"Well, delight of my soul, what do you think of my definitions?" "I think," said the favorite, "that your highness has forgot the tender woman."
"If I have not mentioned her," answered the Sultan, "'tis because I don't know what the term means; and that some able men pretend, that the word tender, abstracting from all connection with the Toy, is void of sense."
"How, void of sense," cried Mirzoza. "What! there is no medium then; and a woman must absolutely be a prude, an intriguer, a coquette, a voluptuous woman, or a libertin."
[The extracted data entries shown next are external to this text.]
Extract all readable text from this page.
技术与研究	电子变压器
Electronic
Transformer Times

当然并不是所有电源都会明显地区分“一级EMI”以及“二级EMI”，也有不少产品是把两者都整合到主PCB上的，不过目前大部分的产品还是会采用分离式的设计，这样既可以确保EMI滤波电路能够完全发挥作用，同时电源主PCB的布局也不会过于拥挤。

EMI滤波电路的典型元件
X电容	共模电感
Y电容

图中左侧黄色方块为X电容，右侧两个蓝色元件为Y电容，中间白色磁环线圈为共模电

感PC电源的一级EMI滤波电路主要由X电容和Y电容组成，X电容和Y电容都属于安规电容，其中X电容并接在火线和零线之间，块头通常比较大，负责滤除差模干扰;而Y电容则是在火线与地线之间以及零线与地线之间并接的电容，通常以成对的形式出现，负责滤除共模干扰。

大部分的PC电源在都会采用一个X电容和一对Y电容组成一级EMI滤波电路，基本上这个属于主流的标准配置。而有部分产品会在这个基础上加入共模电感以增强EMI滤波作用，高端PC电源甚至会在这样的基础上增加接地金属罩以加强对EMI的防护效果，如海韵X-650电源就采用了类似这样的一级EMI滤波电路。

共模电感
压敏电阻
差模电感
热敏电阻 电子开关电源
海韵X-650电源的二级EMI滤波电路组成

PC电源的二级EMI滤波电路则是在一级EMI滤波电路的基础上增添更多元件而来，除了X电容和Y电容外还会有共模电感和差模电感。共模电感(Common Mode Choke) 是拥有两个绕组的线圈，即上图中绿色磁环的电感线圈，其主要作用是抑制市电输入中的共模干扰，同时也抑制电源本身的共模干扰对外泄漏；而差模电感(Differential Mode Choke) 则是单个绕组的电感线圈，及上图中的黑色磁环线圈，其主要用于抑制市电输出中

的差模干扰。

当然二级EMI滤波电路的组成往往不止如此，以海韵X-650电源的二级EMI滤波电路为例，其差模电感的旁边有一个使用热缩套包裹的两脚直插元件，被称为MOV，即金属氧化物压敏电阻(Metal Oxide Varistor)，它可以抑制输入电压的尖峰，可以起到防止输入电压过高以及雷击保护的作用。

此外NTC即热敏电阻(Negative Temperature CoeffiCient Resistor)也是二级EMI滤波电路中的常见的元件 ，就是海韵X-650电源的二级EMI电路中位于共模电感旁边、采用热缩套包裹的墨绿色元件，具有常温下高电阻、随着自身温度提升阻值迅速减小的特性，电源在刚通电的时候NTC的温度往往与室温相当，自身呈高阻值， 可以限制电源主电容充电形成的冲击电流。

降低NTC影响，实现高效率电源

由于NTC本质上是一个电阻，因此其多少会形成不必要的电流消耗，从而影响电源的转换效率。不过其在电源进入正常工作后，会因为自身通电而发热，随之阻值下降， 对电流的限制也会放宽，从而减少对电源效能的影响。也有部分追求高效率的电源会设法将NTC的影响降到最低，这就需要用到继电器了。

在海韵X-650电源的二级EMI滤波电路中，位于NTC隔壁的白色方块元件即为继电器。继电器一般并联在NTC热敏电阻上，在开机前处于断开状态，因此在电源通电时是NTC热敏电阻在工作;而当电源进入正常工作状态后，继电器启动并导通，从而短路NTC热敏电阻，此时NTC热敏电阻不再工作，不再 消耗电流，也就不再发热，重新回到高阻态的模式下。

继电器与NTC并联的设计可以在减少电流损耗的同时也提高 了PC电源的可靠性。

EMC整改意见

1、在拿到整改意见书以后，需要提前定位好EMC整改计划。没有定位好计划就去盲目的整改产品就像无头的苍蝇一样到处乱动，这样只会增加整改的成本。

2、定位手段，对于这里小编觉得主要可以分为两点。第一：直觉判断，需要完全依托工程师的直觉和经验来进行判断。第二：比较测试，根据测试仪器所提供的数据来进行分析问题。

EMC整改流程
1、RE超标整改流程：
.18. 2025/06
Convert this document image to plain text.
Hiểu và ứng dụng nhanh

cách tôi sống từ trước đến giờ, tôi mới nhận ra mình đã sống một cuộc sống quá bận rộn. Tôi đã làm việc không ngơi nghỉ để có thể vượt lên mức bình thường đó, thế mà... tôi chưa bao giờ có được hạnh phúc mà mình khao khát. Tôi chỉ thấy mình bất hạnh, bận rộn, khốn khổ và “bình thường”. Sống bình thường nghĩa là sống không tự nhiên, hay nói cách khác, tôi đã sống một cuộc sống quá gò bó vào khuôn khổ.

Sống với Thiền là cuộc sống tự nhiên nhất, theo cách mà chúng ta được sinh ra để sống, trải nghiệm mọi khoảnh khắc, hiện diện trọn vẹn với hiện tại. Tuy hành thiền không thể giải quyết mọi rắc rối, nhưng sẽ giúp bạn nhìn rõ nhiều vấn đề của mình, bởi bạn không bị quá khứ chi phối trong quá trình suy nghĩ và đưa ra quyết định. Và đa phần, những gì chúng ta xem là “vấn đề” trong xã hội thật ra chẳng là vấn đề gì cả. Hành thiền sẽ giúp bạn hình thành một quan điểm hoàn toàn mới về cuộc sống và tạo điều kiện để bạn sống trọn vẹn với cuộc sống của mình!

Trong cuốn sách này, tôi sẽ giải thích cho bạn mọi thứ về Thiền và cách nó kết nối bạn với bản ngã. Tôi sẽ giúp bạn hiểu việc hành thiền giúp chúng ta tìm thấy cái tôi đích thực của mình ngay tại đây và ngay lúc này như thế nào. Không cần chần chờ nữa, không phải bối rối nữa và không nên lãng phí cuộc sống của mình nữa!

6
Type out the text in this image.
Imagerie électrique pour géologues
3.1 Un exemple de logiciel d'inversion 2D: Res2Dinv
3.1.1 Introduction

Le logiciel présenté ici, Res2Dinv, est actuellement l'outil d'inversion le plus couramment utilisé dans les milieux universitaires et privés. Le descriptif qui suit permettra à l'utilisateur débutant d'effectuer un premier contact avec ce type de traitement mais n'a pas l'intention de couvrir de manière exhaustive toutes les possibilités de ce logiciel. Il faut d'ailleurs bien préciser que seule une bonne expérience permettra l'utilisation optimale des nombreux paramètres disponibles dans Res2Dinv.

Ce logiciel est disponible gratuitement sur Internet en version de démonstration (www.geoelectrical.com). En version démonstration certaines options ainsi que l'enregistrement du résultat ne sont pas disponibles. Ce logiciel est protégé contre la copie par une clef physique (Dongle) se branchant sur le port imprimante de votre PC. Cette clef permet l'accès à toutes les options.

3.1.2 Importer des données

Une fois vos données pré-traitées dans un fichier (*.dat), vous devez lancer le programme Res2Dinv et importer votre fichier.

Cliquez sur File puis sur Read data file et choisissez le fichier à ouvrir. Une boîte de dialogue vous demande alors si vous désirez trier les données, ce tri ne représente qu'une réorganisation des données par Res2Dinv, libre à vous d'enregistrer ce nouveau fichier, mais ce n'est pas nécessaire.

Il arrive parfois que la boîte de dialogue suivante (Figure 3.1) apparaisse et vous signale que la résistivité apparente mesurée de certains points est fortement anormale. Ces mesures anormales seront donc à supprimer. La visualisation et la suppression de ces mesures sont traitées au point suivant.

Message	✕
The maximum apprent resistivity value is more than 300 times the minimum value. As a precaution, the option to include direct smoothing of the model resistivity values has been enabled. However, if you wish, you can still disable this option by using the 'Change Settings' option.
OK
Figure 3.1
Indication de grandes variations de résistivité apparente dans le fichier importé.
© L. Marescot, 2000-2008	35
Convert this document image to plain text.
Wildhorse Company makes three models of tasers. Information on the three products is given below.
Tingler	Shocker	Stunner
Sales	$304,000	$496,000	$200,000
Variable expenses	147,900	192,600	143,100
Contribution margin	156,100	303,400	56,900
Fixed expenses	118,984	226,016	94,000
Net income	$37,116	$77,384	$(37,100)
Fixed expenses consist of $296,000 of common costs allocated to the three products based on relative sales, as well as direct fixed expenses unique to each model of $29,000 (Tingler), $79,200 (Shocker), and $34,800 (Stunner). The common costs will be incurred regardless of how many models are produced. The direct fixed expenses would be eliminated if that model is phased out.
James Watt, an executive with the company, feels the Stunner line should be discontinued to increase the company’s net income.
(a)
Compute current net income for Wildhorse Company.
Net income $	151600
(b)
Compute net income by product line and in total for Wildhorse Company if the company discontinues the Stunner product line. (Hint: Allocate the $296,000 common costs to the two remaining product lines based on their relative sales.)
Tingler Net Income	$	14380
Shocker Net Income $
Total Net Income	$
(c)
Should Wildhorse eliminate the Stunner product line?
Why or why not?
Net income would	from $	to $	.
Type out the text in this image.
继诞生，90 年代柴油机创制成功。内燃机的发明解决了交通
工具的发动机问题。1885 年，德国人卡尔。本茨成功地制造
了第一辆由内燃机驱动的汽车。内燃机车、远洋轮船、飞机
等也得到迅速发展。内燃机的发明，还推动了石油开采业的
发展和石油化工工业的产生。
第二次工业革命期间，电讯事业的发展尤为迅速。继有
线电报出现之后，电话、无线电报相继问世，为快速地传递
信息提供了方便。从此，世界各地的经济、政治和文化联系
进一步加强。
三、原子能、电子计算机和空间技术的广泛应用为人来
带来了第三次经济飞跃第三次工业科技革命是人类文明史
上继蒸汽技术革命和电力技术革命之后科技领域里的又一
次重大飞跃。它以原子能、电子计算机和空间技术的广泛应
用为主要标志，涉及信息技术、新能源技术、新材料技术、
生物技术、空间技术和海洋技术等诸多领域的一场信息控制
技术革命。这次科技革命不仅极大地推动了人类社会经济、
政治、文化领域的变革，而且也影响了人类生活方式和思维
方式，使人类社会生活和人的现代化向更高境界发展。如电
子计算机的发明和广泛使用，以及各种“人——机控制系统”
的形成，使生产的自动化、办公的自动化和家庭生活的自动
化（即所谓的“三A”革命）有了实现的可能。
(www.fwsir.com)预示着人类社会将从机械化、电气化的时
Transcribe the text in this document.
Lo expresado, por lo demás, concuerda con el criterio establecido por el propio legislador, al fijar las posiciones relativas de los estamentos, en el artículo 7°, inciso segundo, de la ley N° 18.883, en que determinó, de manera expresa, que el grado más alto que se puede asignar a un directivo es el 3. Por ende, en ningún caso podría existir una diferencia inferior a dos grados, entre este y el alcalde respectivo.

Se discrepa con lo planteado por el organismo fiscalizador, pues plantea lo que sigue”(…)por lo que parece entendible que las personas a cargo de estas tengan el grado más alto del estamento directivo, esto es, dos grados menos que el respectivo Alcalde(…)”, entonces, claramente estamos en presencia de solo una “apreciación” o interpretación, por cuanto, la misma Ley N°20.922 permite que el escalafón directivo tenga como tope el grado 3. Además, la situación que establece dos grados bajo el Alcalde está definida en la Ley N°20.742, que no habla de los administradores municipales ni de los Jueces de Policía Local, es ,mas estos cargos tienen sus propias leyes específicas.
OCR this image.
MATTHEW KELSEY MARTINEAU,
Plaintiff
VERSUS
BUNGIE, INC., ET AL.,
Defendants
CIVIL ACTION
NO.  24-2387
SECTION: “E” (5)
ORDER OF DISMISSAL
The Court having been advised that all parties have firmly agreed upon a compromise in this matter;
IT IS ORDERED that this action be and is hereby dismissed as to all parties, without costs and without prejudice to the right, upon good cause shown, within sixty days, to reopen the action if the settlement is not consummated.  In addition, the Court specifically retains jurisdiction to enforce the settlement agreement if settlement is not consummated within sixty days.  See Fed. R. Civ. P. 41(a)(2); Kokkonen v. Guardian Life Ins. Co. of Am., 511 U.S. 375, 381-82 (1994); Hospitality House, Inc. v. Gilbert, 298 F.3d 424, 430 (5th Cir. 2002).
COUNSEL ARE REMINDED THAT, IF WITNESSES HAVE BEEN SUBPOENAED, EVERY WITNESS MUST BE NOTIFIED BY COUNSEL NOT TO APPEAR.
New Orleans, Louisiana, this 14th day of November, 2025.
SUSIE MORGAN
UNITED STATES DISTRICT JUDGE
"Delight of my soul," said the Sultan, "I am willing to own the inaccuracy of my enumeration, and will add the tender woman to the preceding characters; but on condition that you will furnish me with a definition of her, which will not coincide with any of mine."
"Most willingly," said Mirzoza. "I hope to compass it without quitting your system."
"Let us see," added Mangogul.
"Well then," replied the favorite—"a tender woman is she——"
"Courage, Mirzoza," said Mangogul.
"Oh! I beg you won't disturb me. The tender woman is she——who has loved without a word utter'd by her Toy, or——whose Toy has never spoke, but in favor of the single man whom she loved."
It would not have been polite in the Sultan to chicane the favorite, and ask her what she understood by love: wherefore he avoided it. Mirzoza took his silence for consent, and proceeded, proud of having extricated herself from a difficulty, which to her appeared considerable. "Ye men believe, because we do not argue in form, that we do not reason. Know once for all, that we could as easily discover the falsity of your paradoxes, as ye that of our reasonings, if we would give ourselves the trouble. If your highness was less in a hurry to satisfy your curiosity on the subject of lap-dogs, I would in my turn give you a scrap of my philosophy. But it shall not be lost: I will reserve it for one of those days, that you will have more time to bestow on me."